Irremovível como vice, mas abandonado pelo presidente, Mourão recebeu os mesmos votos de Bolsonaro na eleição de 2018. Portanto, até o fim do mandato ele é inviolável, indemissível e imexível. Jair Messias foi informado e já demonstrou medo de perder a cadeira para seu colega de chapa. O receio presidencial foi escancarado após o vazamento de uma conversa reservada entre um assessor de Mourão e o chefe de gabinete de um deputado federal. Desde então, Deus e as torcidas do Flamengo e do Corinthians passaram a ter certeza da falta de imaginação do capitão para gerir o país. Além de atestar o fim da boa relação entre presidente e vice, boa parte da imprensa nacional vislumbrou um vice bem preparado para novas funções, percebeu o desconforto das Forças Armadas com os devaneios do capitão e confirmou que raros são os militares graduados que aceitam imaginar uma nova investida como a de 1964. Eles sabem que não podem perder a credibilidade com quatro anos de um mandato pífio, após mais de 55 anos para recuperá-la.

Como desconhecemos a amplitude dos próximos temporais, não temos ideia do que nos espera. E é melhor que seja assim. Mas, como seguro morreu de velho, temos de buscar a luz no fim do túnel a qualquer custo. Pior do que a pandemia, os riscos até 2022 são desconhecidos. E quem sabe essa luz não está mais próxima do que imaginamos? A nação, principalmente a rubro-negra, está atenta. Vacina, muitos sonhos e a possibilidade de mais um vice no poder, ocupando a cadeira mais alta, mas com a obrigação de acertar, é tudo que precisamos. Temos de novamente tentar passar o país a limpo. Para isso, nada melhor do que remexer alfarrábios e descobrir frases, pensamentos e citações antológicas. Uma delas pode ser lida no sentido filosófico popularesco: “Garrafão que levou querosene nunca perde o cheiro”. Nas palavras de Platão, “O que faz andar o barco não é a vela enfunada, mas o vento que não se vê…”.

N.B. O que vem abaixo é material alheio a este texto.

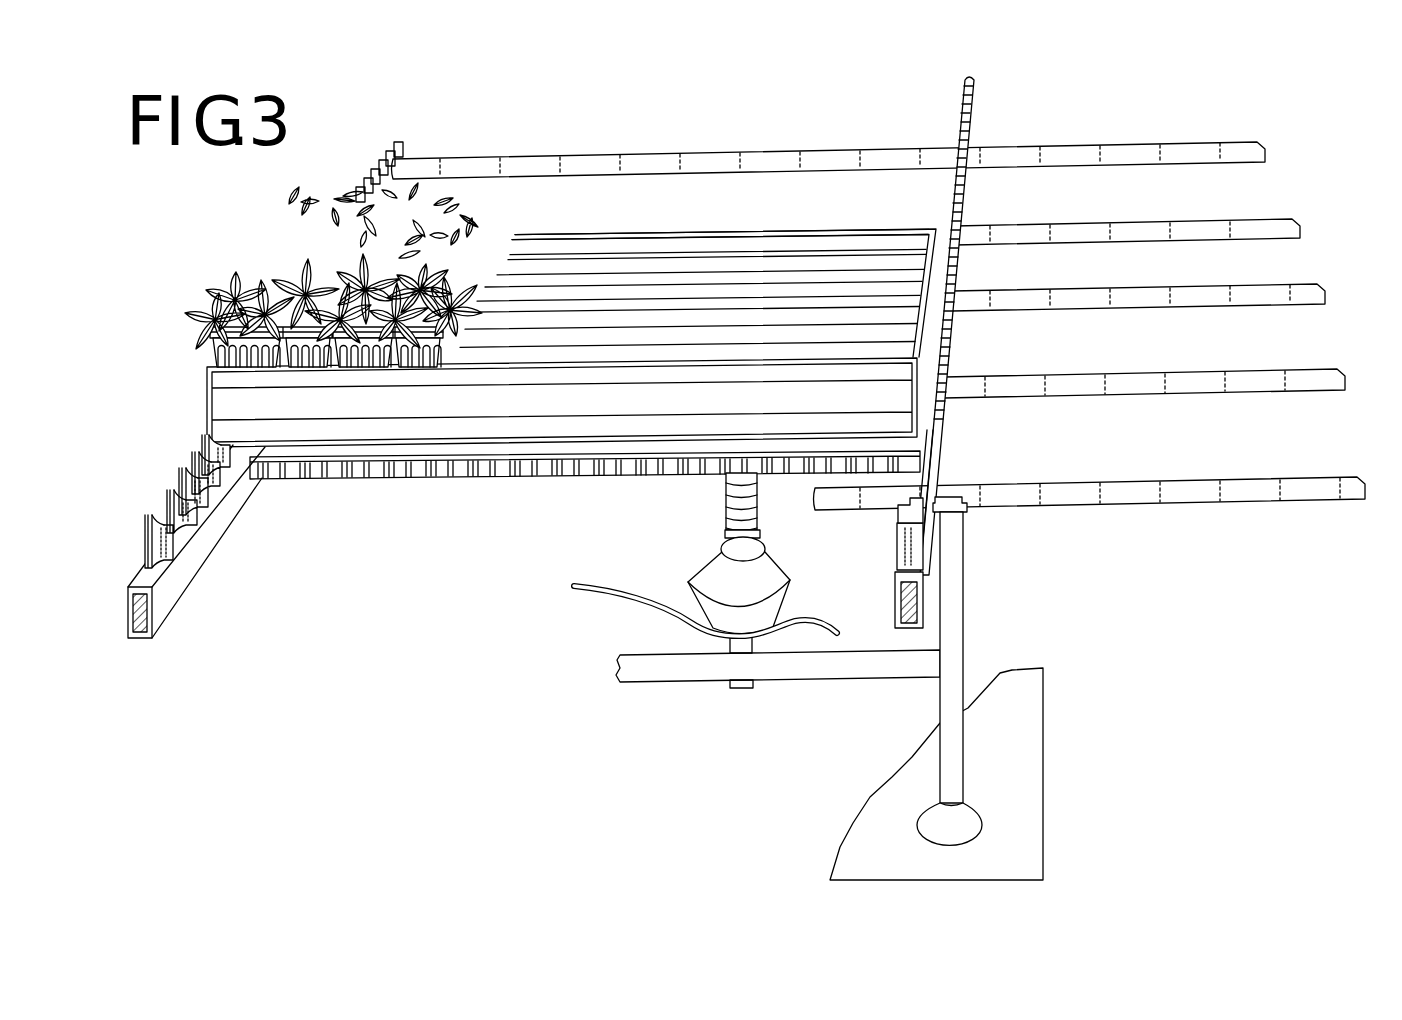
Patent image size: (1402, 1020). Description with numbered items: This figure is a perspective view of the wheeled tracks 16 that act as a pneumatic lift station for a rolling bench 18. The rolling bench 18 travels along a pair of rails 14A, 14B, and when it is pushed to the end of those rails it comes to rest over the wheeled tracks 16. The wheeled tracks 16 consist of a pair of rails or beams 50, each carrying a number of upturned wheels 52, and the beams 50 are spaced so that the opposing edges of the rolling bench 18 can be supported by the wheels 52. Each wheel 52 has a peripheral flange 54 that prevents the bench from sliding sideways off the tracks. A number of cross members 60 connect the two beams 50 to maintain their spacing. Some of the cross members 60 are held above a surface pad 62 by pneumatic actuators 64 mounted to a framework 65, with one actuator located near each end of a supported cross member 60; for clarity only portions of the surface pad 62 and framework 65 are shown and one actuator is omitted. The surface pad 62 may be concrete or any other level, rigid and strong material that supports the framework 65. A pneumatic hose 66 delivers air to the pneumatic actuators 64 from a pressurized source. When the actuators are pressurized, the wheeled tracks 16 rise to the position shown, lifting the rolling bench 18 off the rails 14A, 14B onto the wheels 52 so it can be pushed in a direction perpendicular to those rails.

The rail 14A is at (1270, 290).
The rail 14B is at (1283, 377).
The wheeled tracks 16 is at (876, 117).
The rolling bench 18 is at (207, 402).
The beam 50 is at (158, 630).
The upturned wheel 52 is at (167, 543).
The peripheral flange 54 is at (145, 521).
The cross member 60 is at (498, 476).
The surface pad 62 is at (1043, 702).
The pneumatic actuator 64 is at (705, 572).
The framework 65 is at (965, 601).
The pneumatic hose 66 is at (613, 603).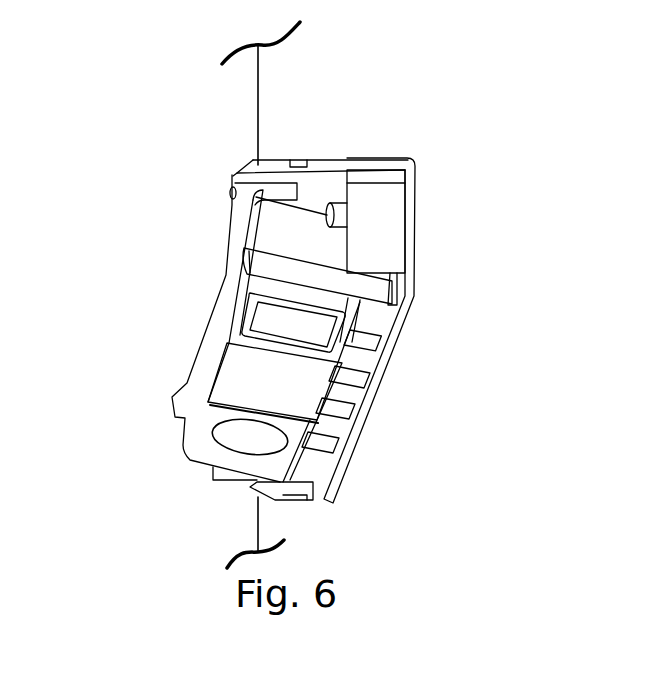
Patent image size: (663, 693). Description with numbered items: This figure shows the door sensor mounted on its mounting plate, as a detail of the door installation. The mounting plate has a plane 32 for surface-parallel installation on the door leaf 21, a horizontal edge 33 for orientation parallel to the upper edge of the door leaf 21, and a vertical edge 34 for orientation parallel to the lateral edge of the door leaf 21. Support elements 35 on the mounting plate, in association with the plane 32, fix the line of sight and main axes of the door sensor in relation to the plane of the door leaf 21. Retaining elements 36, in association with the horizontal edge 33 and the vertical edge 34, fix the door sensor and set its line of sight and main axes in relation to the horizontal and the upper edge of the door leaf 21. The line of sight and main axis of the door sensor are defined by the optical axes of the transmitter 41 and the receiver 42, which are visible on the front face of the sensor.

The door leaf 21 is at (328, 88).
The plane 32 is at (375, 318).
The horizontal edge 33 is at (357, 158).
The vertical edge 34 is at (409, 198).
The support elements 35 is at (345, 408).
The retaining elements 36 is at (328, 269).
The transmitter 41 is at (297, 325).
The receiver 42 is at (253, 434).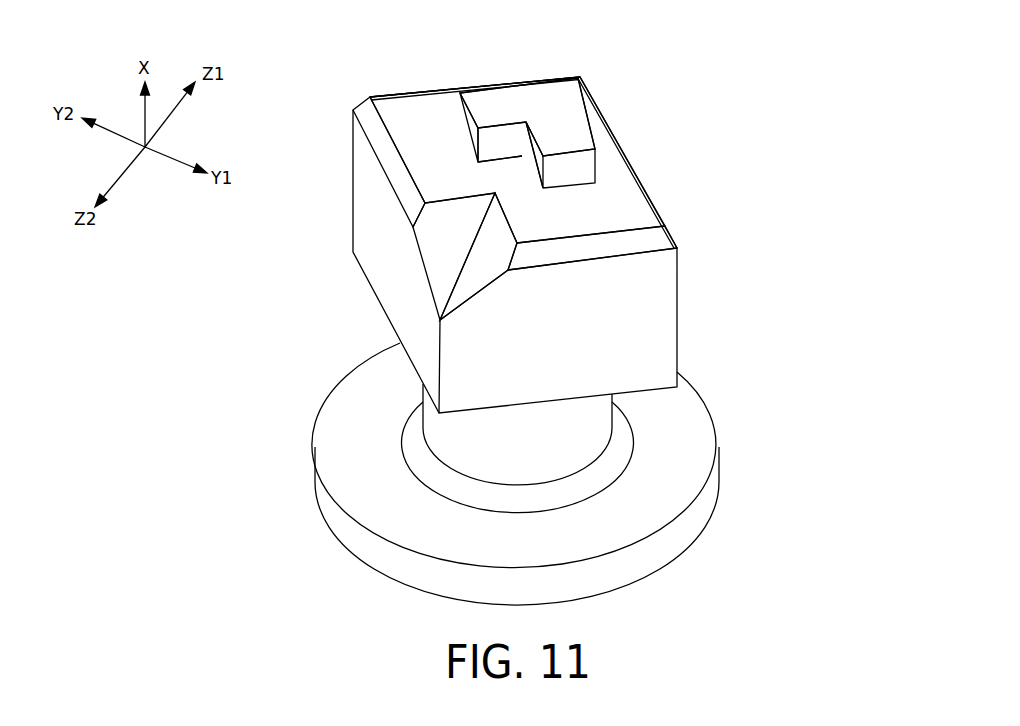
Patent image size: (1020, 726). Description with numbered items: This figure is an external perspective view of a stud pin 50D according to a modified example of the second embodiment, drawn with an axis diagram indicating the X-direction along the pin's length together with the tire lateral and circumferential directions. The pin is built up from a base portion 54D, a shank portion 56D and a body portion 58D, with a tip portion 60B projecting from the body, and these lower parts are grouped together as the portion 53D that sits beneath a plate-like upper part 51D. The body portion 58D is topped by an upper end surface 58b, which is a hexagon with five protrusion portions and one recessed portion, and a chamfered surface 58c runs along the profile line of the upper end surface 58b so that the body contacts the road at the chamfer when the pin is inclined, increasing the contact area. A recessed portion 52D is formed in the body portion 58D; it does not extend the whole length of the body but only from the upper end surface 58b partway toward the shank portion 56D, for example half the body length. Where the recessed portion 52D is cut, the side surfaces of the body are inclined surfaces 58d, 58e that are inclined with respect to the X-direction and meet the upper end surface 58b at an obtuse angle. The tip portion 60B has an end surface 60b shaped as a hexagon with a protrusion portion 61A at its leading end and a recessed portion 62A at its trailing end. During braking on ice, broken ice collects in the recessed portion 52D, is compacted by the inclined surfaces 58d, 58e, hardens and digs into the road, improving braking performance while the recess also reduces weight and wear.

The stud pin 50D is at (807, 74).
The top plate 51D is at (590, 63).
The recessed portion 52D is at (518, 208).
The support portion 53D is at (587, 460).
The base plate 54D is at (549, 474).
The shank portion 56D is at (602, 408).
The body portion 58D is at (636, 330).
The upper end surface 58b is at (627, 210).
The chamfered surface 58c is at (627, 245).
The inclined surface 58d is at (422, 230).
The inclined surface 58e is at (475, 287).
The tip portion 60B is at (474, 90).
The end surface 60b is at (563, 133).
The protrusion portion 61A is at (563, 68).
The recessed portion 62A is at (504, 132).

*A publicação desse texto foi avaliada meticulosamente nas últimas 24 horas. Foi produzido a partir de conversas reservadas com militares graduados, que, em respeito à hierarquia, pediram apenas anonimato. Uma coisa, enfatizaram, não precisa ficar sob reserva: as Forças Armadas servem ao Estado brasileiro, e não a um governo passageiro; e que há dispositivos legais para passar tudo a limpo.